I remember very little about my 10 minute walk from the station to the office that Monday, but I do recall getting to the office and discovering that my fingers were a bit stiff as I had been clenching my hand in a fist for the entire walk. Upon reflection it was very much a triumphant fist-clench.  Not an over-the-top-wild-celebration, but more of a pursed lips, elbow-pump, ‘HA.’  The main characters all demonstrate quite a lot of personal strength, growth, and love. So for all of its rather depressing episodes, I will say that it has a relatively happy ending.

It is a relatively short book – so no need to be intimidated by its size. As mentioned, it isn’t all happy but once you know setting (which is pretty well outlined on the back of the book) none of the bad incidents are particularly surprising.  As such, it isn’t a big page-turner: you aren’t so sucked in you can’t put it down – but the characters themselves are obviously (given my reaction to the ending) very real and very believable. If nothing else, I wanted to know what happened to them.

I had always meant to read The Color Purple – and I can definitively say I am very pleased I did.  And now I can finally allow myself to watch the movie!  (Which I’m told is quite good.) Overall it is a beautiful book, which I would recommend to pretty much anyone.  There are lessons about love and life, but it is also just a good read, and an eye-opening window into a time in the not-so-distant past.

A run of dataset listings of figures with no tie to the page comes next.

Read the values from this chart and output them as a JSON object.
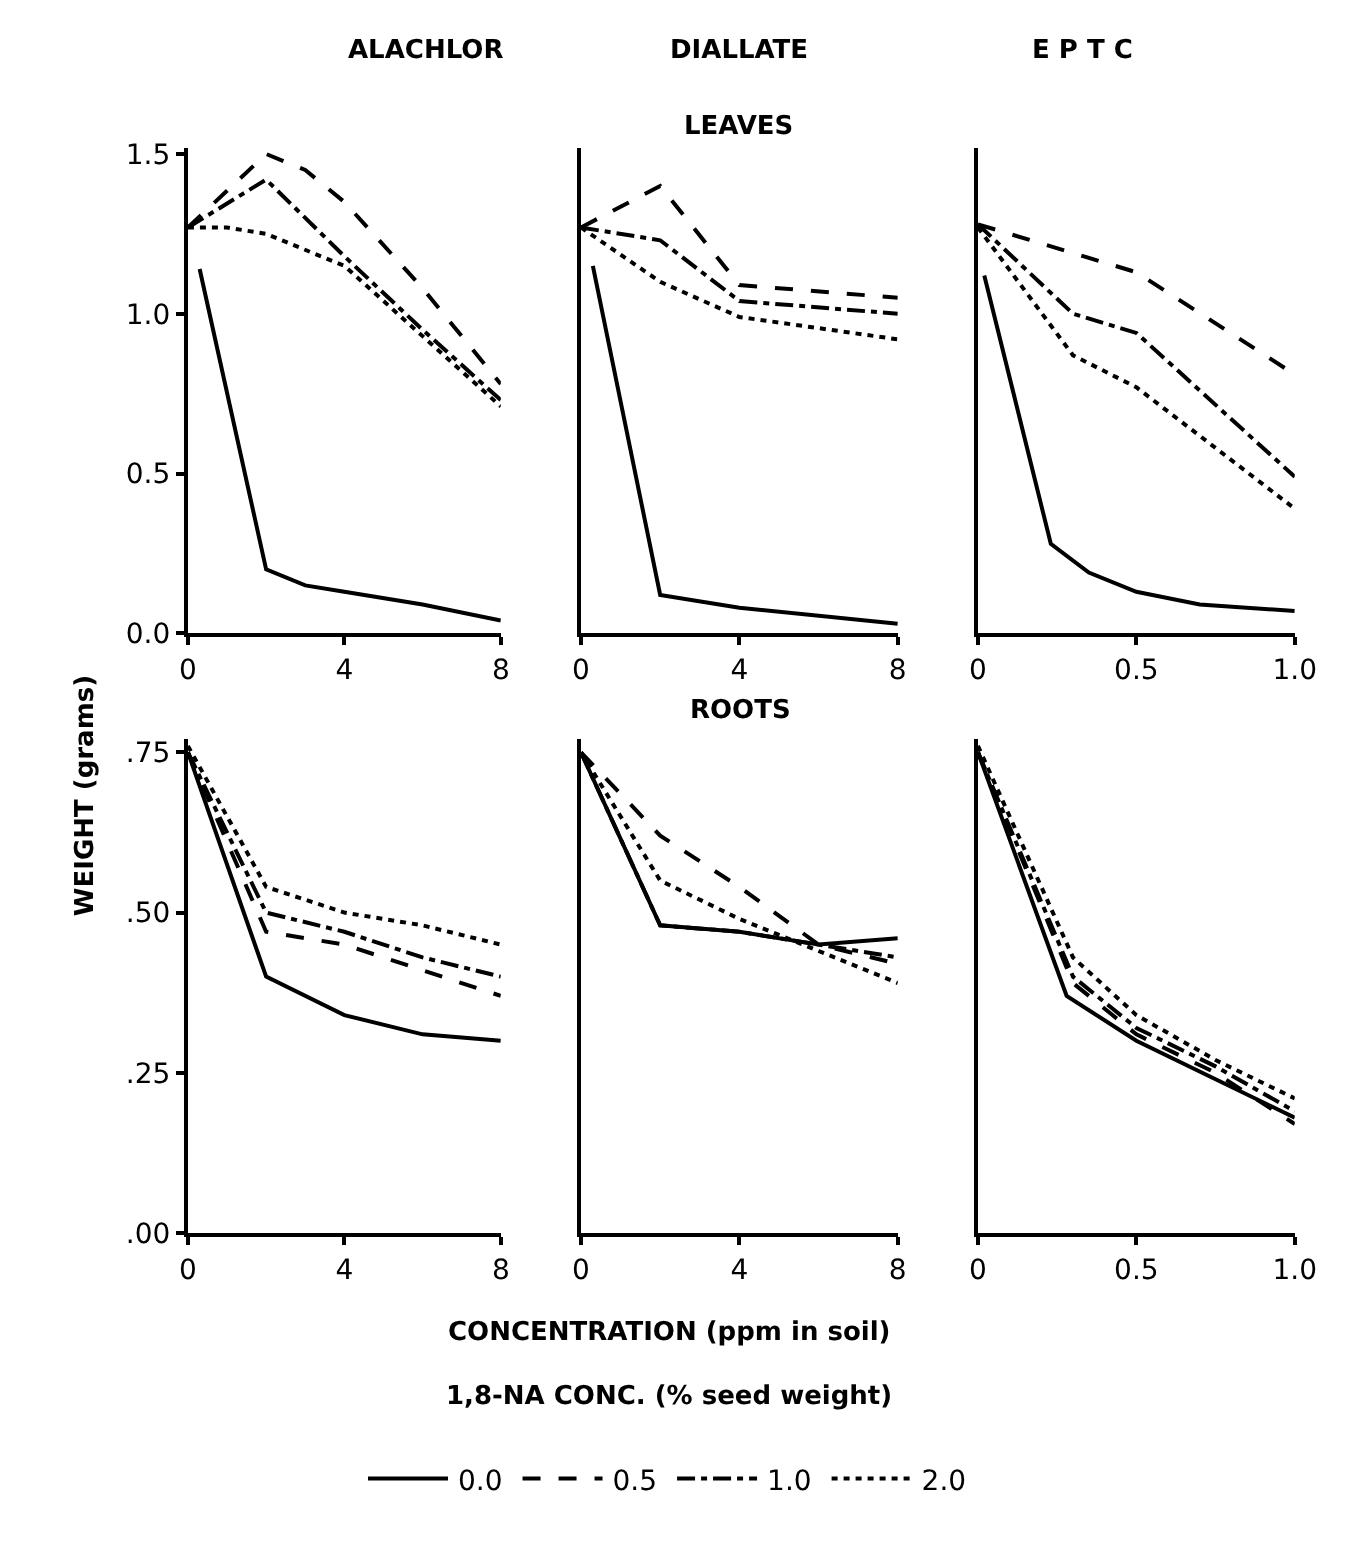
{
  "chart_data": [
    {
      "type": "line",
      "title": "ALACHLOR",
      "ylabel": "WEIGHT (grams)",
      "xlim": [
        0,
        8
      ],
      "xticks": [
        0,
        4,
        8
      ],
      "ylim": [
        0,
        1.52
      ],
      "yticks": [
        {
          "value": 0,
          "label": "0.0"
        },
        0.5,
        {
          "value": 1,
          "label": "1.0"
        },
        1.5
      ],
      "marker": "none",
      "series": [
        {
          "color": "#000000",
          "line_style": "solid",
          "x": [
            0.3,
            2,
            3,
            4,
            6,
            8
          ],
          "values": [
            1.14,
            0.2,
            0.15,
            0.13,
            0.09,
            0.04
          ]
        },
        {
          "color": "#000000",
          "line_style": "dashed",
          "x": [
            0,
            2,
            3,
            4,
            6,
            8
          ],
          "values": [
            1.27,
            1.5,
            1.45,
            1.35,
            1.08,
            0.78
          ]
        },
        {
          "color": "#000000",
          "line_style": "dashdot",
          "x": [
            0,
            2,
            4,
            6,
            8
          ],
          "values": [
            1.27,
            1.42,
            1.18,
            0.95,
            0.73
          ]
        },
        {
          "color": "#000000",
          "line_style": "dotted",
          "x": [
            0,
            1,
            2,
            4,
            6,
            8
          ],
          "values": [
            1.27,
            1.27,
            1.25,
            1.15,
            0.93,
            0.71
          ]
        }
      ]
    },
    {
      "type": "line",
      "title": "DIALLATE",
      "subtitle": "LEAVES",
      "xlim": [
        0,
        8
      ],
      "xticks": [
        0,
        4,
        8
      ],
      "ylim": [
        0,
        1.52
      ],
      "tick_labels": "x",
      "marker": "none",
      "series": [
        {
          "color": "#000000",
          "line_style": "solid",
          "x": [
            0.3,
            2,
            4,
            8
          ],
          "values": [
            1.15,
            0.12,
            0.08,
            0.03
          ]
        },
        {
          "color": "#000000",
          "line_style": "dashed",
          "x": [
            0,
            2,
            4,
            8
          ],
          "values": [
            1.27,
            1.4,
            1.09,
            1.05
          ]
        },
        {
          "color": "#000000",
          "line_style": "dashdot",
          "x": [
            0,
            2,
            4,
            8
          ],
          "values": [
            1.27,
            1.23,
            1.04,
            1.0
          ]
        },
        {
          "color": "#000000",
          "line_style": "dotted",
          "x": [
            0,
            2,
            4,
            8
          ],
          "values": [
            1.27,
            1.1,
            0.99,
            0.92
          ]
        }
      ]
    },
    {
      "type": "line",
      "title": "E P T C",
      "xlim": [
        0,
        1
      ],
      "xticks": [
        0,
        0.5,
        {
          "value": 1,
          "label": "1.0"
        }
      ],
      "ylim": [
        0,
        1.52
      ],
      "tick_labels": "x",
      "marker": "none",
      "series": [
        {
          "color": "#000000",
          "line_style": "solid",
          "x": [
            0.02,
            0.23,
            0.35,
            0.5,
            0.7,
            1.0
          ],
          "values": [
            1.12,
            0.28,
            0.19,
            0.13,
            0.09,
            0.07
          ]
        },
        {
          "color": "#000000",
          "line_style": "dashed",
          "x": [
            0,
            0.5,
            1.0
          ],
          "values": [
            1.28,
            1.13,
            0.81
          ]
        },
        {
          "color": "#000000",
          "line_style": "dashdot",
          "x": [
            0,
            0.3,
            0.5,
            1.0
          ],
          "values": [
            1.28,
            1.0,
            0.94,
            0.49
          ]
        },
        {
          "color": "#000000",
          "line_style": "dotted",
          "x": [
            0,
            0.3,
            0.5,
            0.75,
            1.0
          ],
          "values": [
            1.27,
            0.87,
            0.77,
            0.58,
            0.39
          ]
        }
      ]
    },
    {
      "type": "line",
      "xlim": [
        0,
        8
      ],
      "xticks": [
        0,
        4,
        8
      ],
      "ylim": [
        0,
        0.77
      ],
      "yticks": [
        {
          "value": 0,
          "label": ".00"
        },
        {
          "value": 0.25,
          "label": ".25"
        },
        {
          "value": 0.5,
          "label": ".50"
        },
        {
          "value": 0.75,
          "label": ".75"
        }
      ],
      "marker": "none",
      "series": [
        {
          "color": "#000000",
          "line_style": "solid",
          "x": [
            0,
            2,
            4,
            6,
            8
          ],
          "values": [
            0.75,
            0.4,
            0.34,
            0.31,
            0.3
          ]
        },
        {
          "color": "#000000",
          "line_style": "dashed",
          "x": [
            0,
            2,
            4,
            6,
            8
          ],
          "values": [
            0.75,
            0.47,
            0.45,
            0.41,
            0.37
          ]
        },
        {
          "color": "#000000",
          "line_style": "dashdot",
          "x": [
            0,
            2,
            4,
            6,
            8
          ],
          "values": [
            0.75,
            0.5,
            0.47,
            0.43,
            0.4
          ]
        },
        {
          "color": "#000000",
          "line_style": "dotted",
          "x": [
            0,
            2,
            4,
            6,
            8
          ],
          "values": [
            0.76,
            0.54,
            0.5,
            0.48,
            0.45
          ]
        }
      ]
    },
    {
      "type": "line",
      "title": "ROOTS",
      "xlabel": "CONCENTRATION (ppm in soil)",
      "legend_title": "1,8-NA CONC. (% seed weight)",
      "legend": "bottom",
      "xlim": [
        0,
        8
      ],
      "xticks": [
        0,
        4,
        8
      ],
      "ylim": [
        0,
        0.77
      ],
      "tick_labels": "x",
      "marker": "none",
      "series": [
        {
          "name": "0.0",
          "color": "#000000",
          "line_style": "solid",
          "x": [
            0,
            2,
            4,
            6,
            8
          ],
          "values": [
            0.75,
            0.48,
            0.47,
            0.45,
            0.46
          ]
        },
        {
          "name": "0.5",
          "color": "#000000",
          "line_style": "dashed",
          "x": [
            0,
            2,
            4,
            6,
            8
          ],
          "values": [
            0.75,
            0.62,
            0.54,
            0.45,
            0.42
          ]
        },
        {
          "name": "1.0",
          "color": "#000000",
          "line_style": "dashdot",
          "x": [
            0,
            2,
            4,
            6,
            8
          ],
          "values": [
            0.75,
            0.48,
            0.47,
            0.45,
            0.43
          ]
        },
        {
          "name": "2.0",
          "color": "#000000",
          "line_style": "dotted",
          "x": [
            0,
            2,
            4,
            6,
            8
          ],
          "values": [
            0.75,
            0.55,
            0.49,
            0.44,
            0.39
          ]
        }
      ]
    },
    {
      "type": "line",
      "xlim": [
        0,
        1
      ],
      "xticks": [
        0,
        0.5,
        {
          "value": 1,
          "label": "1.0"
        }
      ],
      "ylim": [
        0,
        0.77
      ],
      "tick_labels": "x",
      "marker": "none",
      "series": [
        {
          "color": "#000000",
          "line_style": "solid",
          "x": [
            0,
            0.28,
            0.5,
            0.75,
            1.0
          ],
          "values": [
            0.75,
            0.37,
            0.3,
            0.24,
            0.18
          ]
        },
        {
          "color": "#000000",
          "line_style": "dashed",
          "x": [
            0,
            0.3,
            0.5,
            0.75,
            1.0
          ],
          "values": [
            0.75,
            0.39,
            0.31,
            0.25,
            0.17
          ]
        },
        {
          "color": "#000000",
          "line_style": "dashdot",
          "x": [
            0,
            0.3,
            0.5,
            0.75,
            1.0
          ],
          "values": [
            0.75,
            0.4,
            0.32,
            0.26,
            0.19
          ]
        },
        {
          "color": "#000000",
          "line_style": "dotted",
          "x": [
            0,
            0.3,
            0.5,
            0.75,
            1.0
          ],
          "values": [
            0.76,
            0.43,
            0.34,
            0.27,
            0.21
          ]
        }
      ]
    }
  ]
}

Read it when you are a bit stressed, and you can’t help but think, “if they can overcome those things in life … what on Earth am I so worried about”?

The Amazing Adventures of Kavalier and Clay

Page turner: 9/10
Heart tugger: 8/10
Thought provoker: 7/10
Overall: 5 stars

The Amazing Adventures of Kavalier and Clay by Michael Chabon is, to date, one of my most favorite books. As such, it seemed the perfect first entry to this endeavor. And it gave me an excuse to re-read it.

It is a wonderful book. The plot – it is about two Jewish men who decide to storm into the comic book industry in New York, starting just before World War II – fulfills the criteria of being easy to explain, but also taking you to places that you didn’t expect to go. Perhaps, sometimes, uncomfortably. But it is an adventure story. It has pizzazz. And it’s great.

The beginning is by far the best part of the book. In the first 100ish pages you get up-to-speed with Czech-born Joe, and Brooklyn-boy Sam, where you learn about becoming magician, comic books, and pre-War Euro-American relations and tensions. The language is vivid (to the point where I felt I could actually see the books they start creating, and by the way I am Not a particular fan of comic books), the characters believable, and totally overall it is unlike anything else I have ever read. It was refreshing. Heart-warming (if occasionally sad) and endearing as well as racy and vibrant.

I am sure if you were to read Spark Notes (or whatever) you would discover the books themes are escapism, loss, and love. I would agree. But I encourage you to think of escapism as an art-form. Think, “Acts of self-liberation” as one character calls his exploits, think fast-talking and lock-picking. And think about what you would do if you were to lose your entire family, or part of your identity; your main reasons for being.

As the book progresses and as the layers of things the characters (and their comic book characters) are trying to escape get to be a bit much, there are some peculiar plot twists. They ‘make sense’ if you think about it, but a few parts also left me with my head cocked to one side, with one eyebrow arched with increasing frequency. Time blurs. I am sure it is all very meaningful, but it gets to a point where it’s peculiarity becomes a bit much. Frankly, my feeling of disorientation was enough that I didn’t give the book straight 10s.  But i wanted to.

The good news is that any moments of oddity get redeemed at the end. In fact, the last page is a bit of cleverness that I am still in awe of. So simple, so *obvious*, and yet I definitely didn’t see it coming. And no, that isn’t an excuse to flip to the last page at the beginning. Better to consider it a reward for getting through the slightly peculiar bit in the middle.

I will say again that this is a wonderful book. So if you are looking for a ‘great’ book – I don’t think starting here would be a bad choice.